KBV - Kassenärztliche Bundesvereinigung
KBV zu aktuellem Arzneiverordnungsreport
Hansen: Kalte
Zahlentheorie, verbunden mit einigen guten Vorschlägen
Berlin (ots)
Zahlen sind kalt und spiegeln nicht die individuellen Nöte und Bedürfnisse der Patienten wider. Jeden Tag müssen Ärzte in ihren Praxen einen manchmal schier unlösbaren Spagat zwischen Ökonomie und optimaler Versorgung hinlegen. Der Arzneiverordnungsreport ist da leider nur ein Theoriewerk der Betriebswirtschaft ohne Bezug zum Praxisalltag, erklärte heute in Berlin Dr. Leonhard Hansen, Zweiter Vorsitzender der Kassenärztlichen Bundesvereinigung (KBV). Er wies darauf hin, dass das Gesundheitswesen seit 1992 rund 6,6 Milliarden Euro einsparen konnte und zwar wegen des veränderten Verordnungsverhaltens der Ärzte. Diese wichtige Nachricht droht unterzugehen. Zur Erklärung: Der jährlich von Professor Ulrich Schwabe herausgegebene Bericht analysiert die Verschreibungen von Medikamenten in Deutschland. Die neue Ausgabe befasst sich mit dem Jahr 2003.
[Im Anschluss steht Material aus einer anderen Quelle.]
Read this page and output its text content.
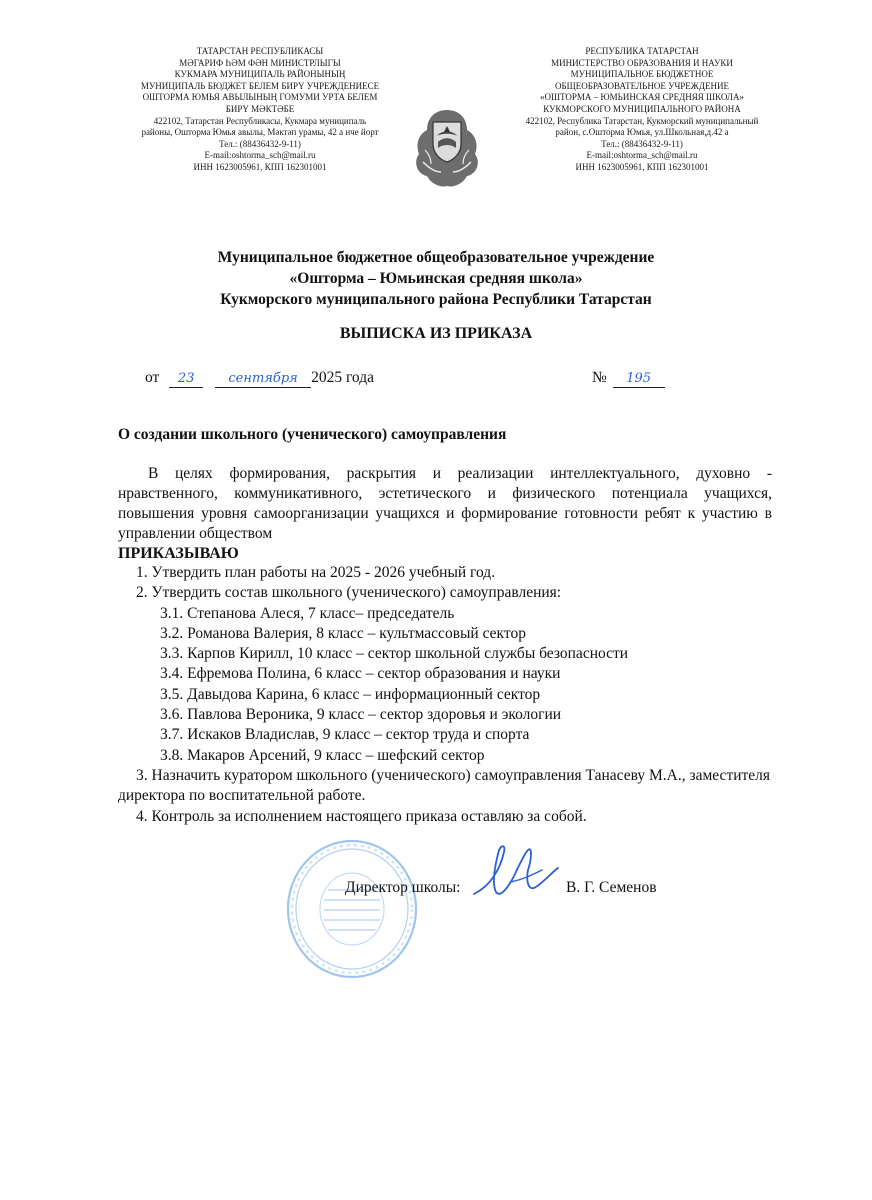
ТАТАРСТАН РЕСПУБЛИКАСЫ
МӘГАРИФ ҺӘМ ФӘН МИНИСТРЛЫГЫ
КУКМАРА МУНИЦИПАЛЬ РАЙОНЫНЫҢ
МУНИЦИПАЛЬ БЮДЖЕТ БЕЛЕМ БИРҮ УЧРЕЖДЕНИЕСЕ
ОШТОРМА ЮМЬЯ АВЫЛЫНЫҢ ГОМУМИ УРТА БЕЛЕМ
БИРҮ МӘКТӘБЕ
422102, Татарстан Республикасы, Кукмара муниципаль
районы, Ошторма Юмья авылы, Мәктәп урамы, 42 а нче йорт
Тел.: (88436432-9-11)
E-mail:oshtorma_sch@mail.ru
ИНН 1623005961, КПП 162301001
РЕСПУБЛИКА ТАТАРСТАН
МИНИСТЕРСТВО ОБРАЗОВАНИЯ И НАУКИ
МУНИЦИПАЛЬНОЕ БЮДЖЕТНОЕ
ОБЩЕОБРАЗОВАТЕЛЬНОЕ УЧРЕЖДЕНИЕ
«ОШТОРМА – ЮМЬИНСКАЯ СРЕДНЯЯ ШКОЛА»
КУКМОРСКОГО МУНИЦИПАЛЬНОГО РАЙОНА
422102, Республика Татарстан, Кукморский муниципальный
район, с.Ошторма Юмья, ул.Школьная,д.42 а
Тел.: (88436432-9-11)
E-mail:oshtorma_sch@mail.ru
ИНН 1623005961, КПП 162301001
Муниципальное бюджетное общеобразовательное учреждение
«Ошторма – Юмьинская средняя школа»
Кукморского муниципального района Республики Татарстан
ВЫПИСКА ИЗ ПРИКАЗА
от 23	сентября 2025 года	№ 195
О создании школьного (ученического) самоуправления

В целях формирования, раскрытия и реализации интеллектуального, духовно - нравственного, коммуникативного, эстетического и физического потенциала учащихся, повышения уровня самоорганизации учащихся и формирование готовности ребят к участию в управлении обществом

ПРИКАЗЫВАЮ
1. Утвердить план работы на 2025 - 2026 учебный год.
2. Утвердить состав школьного (ученического) самоуправления:
3.1. Степанова Алеся, 7 класс– председатель
3.2. Романова Валерия, 8 класс – культмассовый сектор
3.3. Карпов Кирилл, 10 класс – сектор школьной службы безопасности
3.4. Ефремова Полина, 6 класс – сектор образования и науки
3.5. Давыдова Карина, 6 класс – информационный сектор
3.6. Павлова Вероника, 9 класс – сектор здоровья и экологии
3.7. Искаков Владислав, 9 класс – сектор труда и спорта
3.8. Макаров Арсений, 9 класс – шефский сектор
3. Назначить куратором школьного (ученического) самоуправления Танасеву М.А., заместителя директора по воспитательной работе.
4. Контроль за исполнением настоящего приказа оставляю за собой.
Директор школы:	В. Г. Семенов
Hansen relativierte das von Schwabe vorgerechnete aktuelle Einsparpotenzial von 4,4 Milliarden Euro: Wir haben bei vielen Krankheiten einen enormen Nachholbedarf in der Arzneimitteltherapie. Diese Aussage gilt nicht im Sinne einer Maximalversorgung. Sie trifft dann zu, wenn alle betroffenen Patienten zum Arzt gehen und eine optimale, leitlinienorientierte Arzneimittelversorgung in Anspruch nehmen würden. Die KBV hat hier allein für 17 Krankheiten einen Mehrbedarf von über sechs Milliarden Euro errechnet.
Für befremdlich hielt er das im Schwabe-Report jetzt neu formulierte Einsparpotenzial von 4,4 Milliarden Euro. Dafür sei die Zahl der herangezogenen Indikationsgruppen bei so genannten umstrittenen Medikamenten von 55 auf 71 erhöht und das Einspar- Arsenal um drei zuvor nicht definierte Analogpräparate-Gruppen aufmunitioniert worden.
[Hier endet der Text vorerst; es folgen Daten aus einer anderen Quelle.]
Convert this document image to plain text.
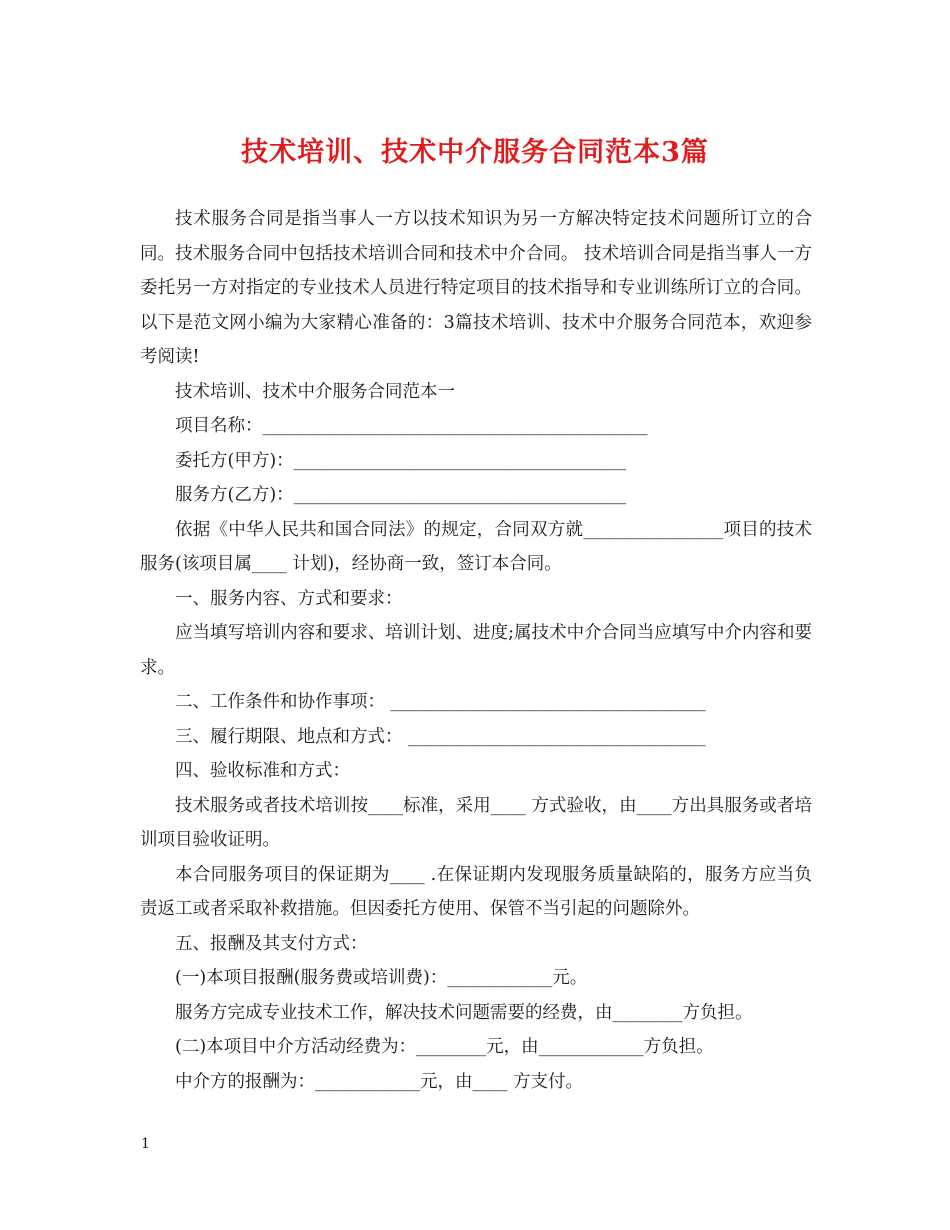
技术培训、技术中介服务合同范本3篇

技术服务合同是指当事人一方以技术知识为另一方解决特定技术问题所订立的合同。技术服务合同中包括技术培训合同和技术中介合同。 技术培训合同是指当事人一方委托另一方对指定的专业技术人员进行特定项目的技术指导和专业训练所订立的合同。以下是范文网小编为大家精心准备的：3篇技术培训、技术中介服务合同范本，欢迎参考阅读!

技术培训、技术中介服务合同范本一

项目名称：____________________________________________

委托方(甲方)：______________________________________

服务方(乙方)：______________________________________

依据《中华人民共和国合同法》的规定，合同双方就________________项目的技术服务(该项目属____ 计划)，经协商一致，签订本合同。

一、服务内容、方式和要求：

应当填写培训内容和要求、培训计划、进度;属技术中介合同当应填写中介内容和要求。

二、工作条件和协作事项： ____________________________________

三、履行期限、地点和方式： __________________________________

四、验收标准和方式：

技术服务或者技术培训按____标准，采用____ 方式验收，由____方出具服务或者培训项目验收证明。

本合同服务项目的保证期为____ .在保证期内发现服务质量缺陷的，服务方应当负责返工或者采取补救措施。但因委托方使用、保管不当引起的问题除外。

五、报酬及其支付方式：

(一)本项目报酬(服务费或培训费)：____________元。

服务方完成专业技术工作，解决技术问题需要的经费，由________方负担。

(二)本项目中介方活动经费为：________元，由____________方负担。

中介方的报酬为：____________元，由____ 方支付。

1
Der KBV-Vize warnte davor, den Bürgern zu suggerieren, weitere Einsparungen seien in ihrem Interesse. Die Patienten seien durch erhöhte Zuzahlungen ohnehin stark belastet und hätten, forderte man diese Einsparungen tatsächlich von den Ärzten ein, spätestens dann das Gefühl, die Grenze zur Arzneimittelrationierung sei überschritten.
Hansen lobte den Vorschlag Schwabes, Patienten an den Preisunterschieden prinzipiell gleich guter Medikamente teilhaben zu lassen. Schwabes Modell sieht eine zehnprozentige Beteiligung vor. Sie soll auch für Arzneimittel gelten, die weniger als 50 Euro kosten. Der Zweite KBV-Vorsitzende: Wir haben bereits vor Jahren etwas Ähnliches vorgeschlagen. Eine verantwortungsvolle Selbstbeteiligung des Patienten hätte zur Folge, dass er wenn er partout ein teureres Medikament mit gleichem Wirkstoff verschrieben haben möchte die Differenz aus der eigenen Tasche bezahlen müsste. Ein derartiges Verfahren kann ohne Qualitätseinbußen für die Bevölkerung Finanzreserven von zwei Milliarden Euro erschließen.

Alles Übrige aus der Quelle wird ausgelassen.